Memphis rapper Moneybagg Yo is already off to a running start to the new decade; having announced earlier in January that he was joining his mentor Yo Gotti at JAY-Z’s Roc Nation imprint, he released Time Served the follow-up to 2019s 43va Heartless — his highest-charting album to date.

The 15-song effort, which includes the already released collaboration with his ex-girlfriend Megan Thee Stallion “All Dat,” is (if nothing else) a testament to the formula that Memphis native has seemingly perfected.

Every album he drops generally starts off with a bang, and off the rip, he goes off on the chorus-less “Speak 4 Em.” From there, he keeps the energy pretty consistent — though production-wise, almost too consistent.

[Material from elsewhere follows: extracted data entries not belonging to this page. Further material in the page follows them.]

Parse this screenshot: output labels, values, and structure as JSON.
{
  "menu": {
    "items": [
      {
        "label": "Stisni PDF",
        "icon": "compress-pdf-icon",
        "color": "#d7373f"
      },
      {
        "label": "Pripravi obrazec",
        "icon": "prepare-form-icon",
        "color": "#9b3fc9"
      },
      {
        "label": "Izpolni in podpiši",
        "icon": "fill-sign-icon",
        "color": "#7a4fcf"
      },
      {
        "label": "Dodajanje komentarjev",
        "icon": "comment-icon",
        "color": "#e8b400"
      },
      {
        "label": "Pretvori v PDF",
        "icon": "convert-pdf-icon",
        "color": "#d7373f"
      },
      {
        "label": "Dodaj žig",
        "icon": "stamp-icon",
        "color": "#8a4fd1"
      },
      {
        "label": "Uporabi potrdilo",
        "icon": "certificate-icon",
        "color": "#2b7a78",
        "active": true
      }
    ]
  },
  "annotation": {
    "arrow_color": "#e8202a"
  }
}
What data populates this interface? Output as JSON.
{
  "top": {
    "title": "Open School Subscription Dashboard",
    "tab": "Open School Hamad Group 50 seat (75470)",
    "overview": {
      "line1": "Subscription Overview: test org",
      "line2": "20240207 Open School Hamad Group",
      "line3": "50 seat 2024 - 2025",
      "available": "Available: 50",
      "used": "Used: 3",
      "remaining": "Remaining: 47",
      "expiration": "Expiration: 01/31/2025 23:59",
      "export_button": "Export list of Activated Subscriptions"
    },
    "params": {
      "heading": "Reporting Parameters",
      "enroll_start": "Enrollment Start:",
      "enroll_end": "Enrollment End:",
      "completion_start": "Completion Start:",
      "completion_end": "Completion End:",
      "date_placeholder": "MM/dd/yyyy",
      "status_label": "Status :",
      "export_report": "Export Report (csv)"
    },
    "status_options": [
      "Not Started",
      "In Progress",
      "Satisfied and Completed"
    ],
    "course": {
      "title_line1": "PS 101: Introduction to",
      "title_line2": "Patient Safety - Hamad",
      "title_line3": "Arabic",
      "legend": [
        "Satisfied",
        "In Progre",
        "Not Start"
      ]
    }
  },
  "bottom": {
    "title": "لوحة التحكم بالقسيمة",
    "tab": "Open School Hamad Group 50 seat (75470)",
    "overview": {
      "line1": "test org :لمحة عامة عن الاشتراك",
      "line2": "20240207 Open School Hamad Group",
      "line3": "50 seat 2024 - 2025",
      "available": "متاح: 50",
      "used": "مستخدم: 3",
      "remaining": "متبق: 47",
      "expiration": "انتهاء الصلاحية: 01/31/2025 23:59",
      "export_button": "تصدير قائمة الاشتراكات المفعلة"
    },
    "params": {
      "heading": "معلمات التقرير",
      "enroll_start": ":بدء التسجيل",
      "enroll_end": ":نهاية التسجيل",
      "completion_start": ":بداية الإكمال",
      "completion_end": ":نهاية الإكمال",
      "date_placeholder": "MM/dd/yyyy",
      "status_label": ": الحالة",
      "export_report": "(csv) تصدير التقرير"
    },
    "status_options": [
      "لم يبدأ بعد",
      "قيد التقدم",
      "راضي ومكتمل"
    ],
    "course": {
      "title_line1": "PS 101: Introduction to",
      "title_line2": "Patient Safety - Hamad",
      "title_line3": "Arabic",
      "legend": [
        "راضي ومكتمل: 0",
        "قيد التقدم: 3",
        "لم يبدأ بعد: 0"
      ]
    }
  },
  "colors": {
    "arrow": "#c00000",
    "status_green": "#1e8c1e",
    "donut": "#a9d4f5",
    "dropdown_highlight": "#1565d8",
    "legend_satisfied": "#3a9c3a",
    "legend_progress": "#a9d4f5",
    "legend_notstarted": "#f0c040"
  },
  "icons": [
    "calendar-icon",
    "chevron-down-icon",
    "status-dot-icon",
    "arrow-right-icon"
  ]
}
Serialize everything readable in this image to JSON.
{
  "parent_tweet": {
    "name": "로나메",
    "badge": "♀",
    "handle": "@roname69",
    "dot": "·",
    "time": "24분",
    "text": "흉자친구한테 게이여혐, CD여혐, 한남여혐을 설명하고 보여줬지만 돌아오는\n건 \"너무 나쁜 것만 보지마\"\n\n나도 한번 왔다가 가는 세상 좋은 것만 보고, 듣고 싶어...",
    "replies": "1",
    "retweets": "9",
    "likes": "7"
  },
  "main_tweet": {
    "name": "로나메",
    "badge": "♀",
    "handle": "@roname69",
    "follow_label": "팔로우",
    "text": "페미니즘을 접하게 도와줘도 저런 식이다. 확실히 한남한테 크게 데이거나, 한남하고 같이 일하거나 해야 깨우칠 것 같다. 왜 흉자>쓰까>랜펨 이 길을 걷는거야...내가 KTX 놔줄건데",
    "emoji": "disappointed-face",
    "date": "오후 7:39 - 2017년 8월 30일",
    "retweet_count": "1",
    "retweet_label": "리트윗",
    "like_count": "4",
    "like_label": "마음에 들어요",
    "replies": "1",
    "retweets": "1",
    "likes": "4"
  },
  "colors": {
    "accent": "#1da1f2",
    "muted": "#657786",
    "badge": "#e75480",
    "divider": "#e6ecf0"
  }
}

Amid the high-powered features from the likes of Lil Baby (on the album’s second single “U Played”), DaBaby, Future and more, he manages to resist being overpowered, in many cases displaying well-curated synergy. This is most exemplified on “1,2,3” featuring long-time friend and collaborator Blac Youngsta, with whom he fluidly goes back and forth over an XO-produced bass cannon.

Though the project does lack any sort of cohesive narrative, there is an ongoing thread of Bagg opening up small windows into his past and consistent reaffirmation that behind the success, he’s the same Demario White — the voice for his people no longer here to share their stories.

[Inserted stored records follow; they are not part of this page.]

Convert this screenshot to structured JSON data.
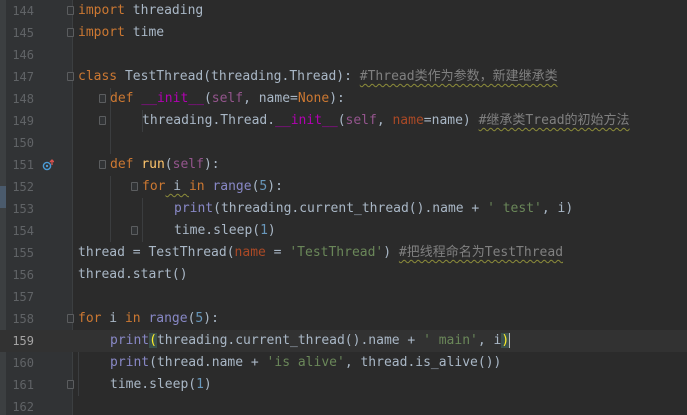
{
  "editor": {
    "colors": {
      "background": "#2b2b2b",
      "gutter": "#313335",
      "keyword": "#cc7832",
      "string": "#6a8759",
      "number": "#6897bb",
      "self": "#94558d",
      "magic": "#b200b2",
      "function": "#ffc66d",
      "builtin": "#8888c6",
      "comment": "#808080",
      "text": "#a9b7c6"
    },
    "current_line": 159,
    "lines": [
      {
        "n": "144",
        "t": {
          "a": "import",
          "b": " threading"
        }
      },
      {
        "n": "145",
        "t": {
          "a": "import",
          "b": " time"
        }
      },
      {
        "n": "146",
        "t": {}
      },
      {
        "n": "147",
        "t": {
          "a": "class",
          "b": " TestThread(threading.Thread): ",
          "c": "#Thread类作为参数，新建继承类"
        }
      },
      {
        "n": "148",
        "t": {
          "a": "def",
          "b": " ",
          "c": "__init__",
          "d": "(",
          "e": "self",
          "f": ", name=",
          "g": "None",
          "h": "):"
        }
      },
      {
        "n": "149",
        "t": {
          "a": "threading.Thread.",
          "b": "__init__",
          "c": "(",
          "d": "self",
          "e": ", ",
          "f": "name",
          "g": "=name) ",
          "h": "#继承类Tread的初始方法"
        }
      },
      {
        "n": "150",
        "t": {}
      },
      {
        "n": "151",
        "t": {
          "a": "def",
          "b": " ",
          "c": "run",
          "d": "(",
          "e": "self",
          "f": "):"
        }
      },
      {
        "n": "152",
        "t": {
          "a": "for",
          "b": " i ",
          "c": "in",
          "d": " ",
          "e": "range",
          "f": "(",
          "g": "5",
          "h": "):"
        }
      },
      {
        "n": "153",
        "t": {
          "a": "print",
          "b": "(threading.current_thread().name + ",
          "c": "' test'",
          "d": ", i)"
        }
      },
      {
        "n": "154",
        "t": {
          "a": "time.sleep(",
          "b": "1",
          "c": ")"
        }
      },
      {
        "n": "155",
        "t": {
          "a": "thread = TestThread(",
          "b": "name",
          "c": " = ",
          "d": "'TestThread'",
          "e": ") ",
          "f": "#把线程命名为TestThread"
        }
      },
      {
        "n": "156",
        "t": {
          "a": "thread.start()"
        }
      },
      {
        "n": "157",
        "t": {}
      },
      {
        "n": "158",
        "t": {
          "a": "for",
          "b": " i ",
          "c": "in",
          "d": " ",
          "e": "range",
          "f": "(",
          "g": "5",
          "h": "):"
        }
      },
      {
        "n": "159",
        "t": {
          "a": "print",
          "b": "(",
          "c": "threading.current_thread().name + ",
          "d": "' main'",
          "e": ", i",
          "f": ")"
        }
      },
      {
        "n": "160",
        "t": {
          "a": "print",
          "b": "(thread.name + ",
          "c": "'is alive'",
          "d": ", thread.is_alive())"
        }
      },
      {
        "n": "161",
        "t": {
          "a": "time.sleep(",
          "b": "1",
          "c": ")"
        }
      },
      {
        "n": "162",
        "t": {}
      }
    ]
  }
}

Nowhere is his story more on display than the poignant “Thug Cry,” where he gets the most in his feelings, wading through the memories of the road to his current blessings.

Full commitment to this level of realness isn’t consistent and though his attempts at pseudo-love songs like ”Match My Fly” and “Real Luv” with Summer Walker kill the momentum, his ability to craft big records is intact. The majority of the album comes across as more of a random sampling of songs, but nobody really shows up to a Moneybagg Yo album looking for anything less than his particular brand of bangers; from this perspective, he delivers — to the highest degree to date.

The enigma of Moneybagg Yo is that while his cadence and flow are inherently quite distinctive, his music is at times painfully void of creativity. That being said, for his Roc Nation debut, Bagg has managed to craft yet another album that doesn’t necessarily break any sort of mold, yet exudes enough catchiness and packs enough playlist burners to keep his name ringing.